Unfortunately, the concept of gratitude often seems to be mistaken for a New Age idea in the realm of “woo-woo” by many, a nice thought that doesn’t really resonate on a deep level and can’t possibly have the impact we are seeking. It is reasonable that people need to understand the “how” of a thing in order to place value in it. We live in a society that values power over empowerment and materialism over nature and intuition. The truth is healing naturally begins when we utilize and cultivate our own internal state of being. By working with the mind-body connection, we gain the ability to participate in our own happiness. If we practice gratitude once or twice and decide it didn’t work, we are doing a great disservice to our own potential. If we develop a daily gratitude practice and stick with it, it can be life changing. We can ‘train the brain” and ultimately, change how we experience our life. This starts with choosing one thought over another (positive over negative, gratitude over judgment) with intention and cultivating the emotional charge (happy versus sad, peace versus shame) connected to that thought. Our emotions can literally be likened to an internal medicine cabinet. 
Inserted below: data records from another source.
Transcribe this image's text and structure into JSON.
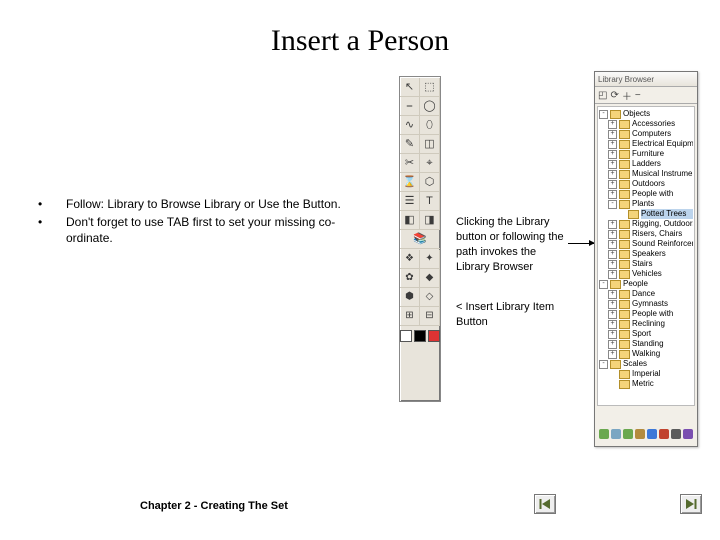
{
  "title": "Insert a Person",
  "bullets": [
    "Follow: Library to Browse Library or Use the Button.",
    "Don't forget to use TAB first to set your missing co-ordinate."
  ],
  "caption_browser": "Clicking the Library button or following the path invokes the Library Browser",
  "caption_insert": "< Insert Library Item Button",
  "footer": "Chapter 2 - Creating The Set",
  "palette": {
    "icons_grid": [
      "↖",
      "⬚",
      "⎯",
      "◯",
      "∿",
      "⬯",
      "✎",
      "◫",
      "✂",
      "⌖",
      "⌛",
      "⬡",
      "☰",
      "T",
      "◧",
      "◨"
    ],
    "single_row": "📚",
    "lower_grid": [
      "❖",
      "✦",
      "✿",
      "◆",
      "⬢",
      "◇",
      "⊞",
      "⊟"
    ],
    "swatches": [
      "#ffffff",
      "#000000",
      "#d33"
    ]
  },
  "library": {
    "title": "Library Browser",
    "toolbar_icons": [
      "◰",
      "⟳",
      "＋",
      "−"
    ],
    "tree": [
      {
        "d": 0,
        "ex": "-",
        "label": "Objects"
      },
      {
        "d": 1,
        "ex": "+",
        "label": "Accessories"
      },
      {
        "d": 1,
        "ex": "+",
        "label": "Computers"
      },
      {
        "d": 1,
        "ex": "+",
        "label": "Electrical Equipment"
      },
      {
        "d": 1,
        "ex": "+",
        "label": "Furniture"
      },
      {
        "d": 1,
        "ex": "+",
        "label": "Ladders"
      },
      {
        "d": 1,
        "ex": "+",
        "label": "Musical Instruments"
      },
      {
        "d": 1,
        "ex": "+",
        "label": "Outdoors"
      },
      {
        "d": 1,
        "ex": "+",
        "label": "People with"
      },
      {
        "d": 1,
        "ex": "-",
        "label": "Plants"
      },
      {
        "d": 2,
        "ex": "",
        "label": "Potted Trees",
        "hl": true
      },
      {
        "d": 1,
        "ex": "+",
        "label": "Rigging, Outdoors"
      },
      {
        "d": 1,
        "ex": "+",
        "label": "Risers, Chairs"
      },
      {
        "d": 1,
        "ex": "+",
        "label": "Sound Reinforcement"
      },
      {
        "d": 1,
        "ex": "+",
        "label": "Speakers"
      },
      {
        "d": 1,
        "ex": "+",
        "label": "Stairs"
      },
      {
        "d": 1,
        "ex": "+",
        "label": "Vehicles"
      },
      {
        "d": 0,
        "ex": "-",
        "label": "People"
      },
      {
        "d": 1,
        "ex": "+",
        "label": "Dance"
      },
      {
        "d": 1,
        "ex": "+",
        "label": "Gymnasts"
      },
      {
        "d": 1,
        "ex": "+",
        "label": "People with"
      },
      {
        "d": 1,
        "ex": "+",
        "label": "Reclining"
      },
      {
        "d": 1,
        "ex": "+",
        "label": "Sport"
      },
      {
        "d": 1,
        "ex": "+",
        "label": "Standing"
      },
      {
        "d": 1,
        "ex": "+",
        "label": "Walking"
      },
      {
        "d": 0,
        "ex": "-",
        "label": "Scales"
      },
      {
        "d": 1,
        "ex": "",
        "label": "Imperial"
      },
      {
        "d": 1,
        "ex": "",
        "label": "Metric"
      }
    ],
    "thumbs": [
      "#6aa84f",
      "#7aa6c2",
      "#6aa84f",
      "#b38b3e",
      "#3c78d8",
      "#c1432e",
      "#5b5b5b",
      "#7a4fb0"
    ]
  }
}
We accept the idea that high stress, trauma and negative thoughts impact us detrimentally. When there is a constant flow of cortisol pumping through us daily due to stress, the effects on our body and mind can be devastating. That is science. That is a fact. So why are we unable to buy into the flipside of that? If our negative emotions can impact us negatively, why can’t positive emotions impact us positively? This question propelled research into the ideas behind positive psychology and gratitude as a science. So, let’s walk through it step by step. 

The Practice: Close your eyes and think about someone, someplace or something in your life that you are grateful for. This may be someone who you feel deep connectedness and love for. Or it may be a place where you feel peaceful and safe. It may be a pet. It may be your garden. It could even be the sunshine. Visualize the details – If it is a person, imagine them smiling and happy. If it is someplace or something, visualize the physical details. If other thoughts distract you, refocus each time you notice. Once the thought is solid in your mind, bring your awareness to your heart-center and allow yourself to experience the emotion connected to this thought. Allow yourself to experience deep gratitude for this person, place or thing in your life. Allow any other positive emotions that emerge through this moment of gratitude to surface and be fully felt and experienced. If you feel love, really experience it. Allow happiness to come through and give it space in your heart-center. Notice if it changes the sensation you feel in your heart. Notice how the emotion comes over you and starts to bring a smile to your face or even a tear to your eye. Try to stay in a space of gratitude for 10-15 breaths. 

The Science: What’s happening internally as you practice? 

First, intentionally bringing a thought to your mind over and over contributes to rewiring the brain. It is exercise for the brain, like training muscles at the gym through repetition. The more you practice, the better the result, and the easier it gets. This is the basis of neuroscience. Through intentionally experiencing the positive emotion connected with the chosen thought, in this instance, something you are grateful for, you begin to release powerful natural chemicals into the system like dopamine and serotonin. Both of which are key neurotransmitters responsible for our emotional states. They are natural antidepressants that can boost our mood immediately upon release. When we experience a constant release of these neurotransmitters through daily gratitude practice, we create possibilities for a better life.

From time to time, I will hear the argument, “I don’t really have anything to be grateful for.” This is common when we are experiencing grief, depression or trauma. But shifting perspective to the subtleties of daily life often reveals that there is always something we can connect with and feel grateful for. … the blue sky, the sun coming out on a gloomy day, a neighbor that always greets you with a smile or simply having food to eat and a warm place to live. The tools we already possess within are so much more powerful than we believe.